Şaşırdım. Sevindim. Kalakaldım... Belki de uzun zamandır ilk kez sınıftan çıkarken gülümseyerek çıktım. Ömrü kitapların arasında geçmiş, hatta arkadaşlarını bile roman kahramanlarından seçmiş birisi için muhteşem bir hediyeydi bu. Sineklerin Tanrısı’nı okuyan Ali’nin muhteşem bir gülümsemesi var. Martin Eden’i okuyan Merve’nin muhteşem bir ağırbaşlılığı, Bir İdam Mahkumunun Son Günü’nü okuyan Ayşe’nin sürekli pozitif bir hali… Evet, çabuk büyüyor çocuklar. Birdenbire büyüyorlar. En azından kitapla büyüyenlerin de olduğunu görüp sevinmemi çok görmeyin!
…
Okuma atölyemiz var. Yani öyle bir atölye değil; kesip biçmiyor, kırıp dökmüyoruz. Daha çok okuduğumuz kitapları değerlendiriyor, sohbet ediyoruz. Eyüpsultan Belediyesi’nin kültürel etkinlikleri kapsamında haftada bir toplanıyoruz. Ancak, kardı, pandemiydi derken bazı günler bir araya gelemedik. Hele Virgillius’un Ölümü romanını ne zaman değerlendirelim, desek hep bir engel çıktı. Ama inat ettik bu hafta sonu, Virgillius’u mutlaka konuşacağız dedik. Konuştuk da… Yine Eyüpsultan’da Heybe Kafe’de genişçe bir salonda toplaştık arkadaşlarla. İnsanların neden arkeolojiye, mezarlıklara, mitlere ve mitolojiye dönüşler yaptıklarını sorarak başladık sohbete…
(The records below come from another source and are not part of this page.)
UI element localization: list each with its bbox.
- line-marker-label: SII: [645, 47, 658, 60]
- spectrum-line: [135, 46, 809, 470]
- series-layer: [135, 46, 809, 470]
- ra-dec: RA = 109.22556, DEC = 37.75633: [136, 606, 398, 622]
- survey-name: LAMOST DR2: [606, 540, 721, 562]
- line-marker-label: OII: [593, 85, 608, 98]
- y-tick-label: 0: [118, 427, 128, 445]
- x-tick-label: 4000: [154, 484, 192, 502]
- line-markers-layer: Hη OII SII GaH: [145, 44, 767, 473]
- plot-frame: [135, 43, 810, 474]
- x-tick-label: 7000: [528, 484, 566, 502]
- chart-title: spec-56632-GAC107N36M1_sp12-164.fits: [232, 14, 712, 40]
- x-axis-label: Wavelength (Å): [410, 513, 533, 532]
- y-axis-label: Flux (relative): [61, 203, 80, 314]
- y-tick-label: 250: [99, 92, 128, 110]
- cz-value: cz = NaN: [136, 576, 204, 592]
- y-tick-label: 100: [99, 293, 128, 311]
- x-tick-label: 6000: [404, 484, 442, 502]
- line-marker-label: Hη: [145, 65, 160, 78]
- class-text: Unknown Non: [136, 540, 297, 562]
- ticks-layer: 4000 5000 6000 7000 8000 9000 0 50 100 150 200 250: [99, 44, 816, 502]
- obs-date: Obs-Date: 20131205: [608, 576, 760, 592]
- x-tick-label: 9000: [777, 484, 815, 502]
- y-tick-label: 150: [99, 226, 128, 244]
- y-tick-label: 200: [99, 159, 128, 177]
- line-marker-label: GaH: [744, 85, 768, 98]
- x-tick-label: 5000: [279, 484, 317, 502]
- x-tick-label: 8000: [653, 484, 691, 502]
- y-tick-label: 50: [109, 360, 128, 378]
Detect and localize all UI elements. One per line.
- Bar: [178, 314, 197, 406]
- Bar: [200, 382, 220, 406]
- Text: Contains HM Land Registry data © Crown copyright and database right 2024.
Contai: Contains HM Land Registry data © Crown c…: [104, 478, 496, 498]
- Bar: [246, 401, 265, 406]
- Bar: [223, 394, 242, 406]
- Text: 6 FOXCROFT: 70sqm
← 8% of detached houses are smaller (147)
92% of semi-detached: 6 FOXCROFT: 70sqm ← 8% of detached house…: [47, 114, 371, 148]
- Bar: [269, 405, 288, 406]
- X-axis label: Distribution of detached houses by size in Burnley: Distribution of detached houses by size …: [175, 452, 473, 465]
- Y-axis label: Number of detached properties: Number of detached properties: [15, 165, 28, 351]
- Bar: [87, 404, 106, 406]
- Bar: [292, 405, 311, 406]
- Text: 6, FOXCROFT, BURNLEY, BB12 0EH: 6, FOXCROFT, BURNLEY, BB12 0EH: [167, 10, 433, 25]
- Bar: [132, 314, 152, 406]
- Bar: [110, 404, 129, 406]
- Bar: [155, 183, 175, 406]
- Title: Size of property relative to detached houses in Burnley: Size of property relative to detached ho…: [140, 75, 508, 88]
Özellikle ulus devletler kurulma aşamasındayken dini bir geçmişten ziyade; milli mitler yahut mitolojik kahramanları ve eserleri öne sürmeye başlarlar. Bu 19. Asır sonrası Avrupa, Yakındoğu ve Kuzey Afrika ülkelerinde epey revaç bulmuştur. Mısır ve Türkiye örneği bu konuda en bariz örneklerdir. Eski Mısır’a dair mitler ve Yunan Mitolojisi bilmemek ayıp görülmüştür uzun bir süre. Yunan yarı-tanrılarının sergüzeştleri bir sahabenin hayatından daha iyi bilinmeliydi. Keops, Kefren, Mikerinos, Ramses… Dört halifeden daha çok zikredilmeliydi. Keşke bir filozofun mesela Sokrates, Eflatun yahut Seneca’nın fikirleri öğretilseydi mitolojiyi tapınma seviyesinde öğretme yerine. Homeros yahut Virgillius okutulsaydı da illa bir şeyler dikte edilmeseydi. Neyse… Mevzu; maneviyatın yerine metafizik ikame etmek bile değilken bunları söylememin bir manası yok. Hikâyesini kaybeden milletler yahut hikayesini hırpalayan milletlerin yeni hikayelere ihtiyacı vardır; ayakta kalmak, devamlılığı sağlamak için. Ulus devletler dönemi bitiyor. Dinin yerine mitolojiyi ikame edenler, tek devletli ve tek sesli bir dünyada maneviyatın yerine neyi ikame edecekler az çok belli oluyor. Karma, denilen bir hareket çoktan başladı. Bu renksizlik ve işine geleni alıp, işine gelmeyeni almama hali transhümanist insan için biçilmiş kaftan. Bir yere ait olmadığı için eleştirilmeyecek de. Zira, durduğu yerde durmayacak. Anlık. Hani sosyal medyada insanları alıştırdıkları o anlık paylaşımlar hayatın kendisi olacak. Bir anlık insana doğru gidiyoruz belki de…
…
Kitap okuyan, dişli kitaplar okuyan öğrencilerimi gördüğümde aslında o transhümanist insanın kolay galip geleceğini zannetmiyorum. Zira, bilgi iman denlidir. Bilgi, inancı ve insanı besleyen en kıymetli besindir.
Hafta sonu bilgiye, mitolojiye, hayata, imana, insana dair güzel bir sohbetteydim. Ama daha çok da gelen arkadaşların insan sıcağı, bilgiye ve dostluğa verdikleri değer, kitaba olan hürmetleri, eleştirdikleri bir eseri canı gönülden okumaları muhteşemdi.
Bu arada: Okuma yazma bilen her insanın kendisine yapabileceği en büyük iyiliklerden biri de Hermann Broch’un Virgillius’un Ölümü adlı eserini okumalarıdır.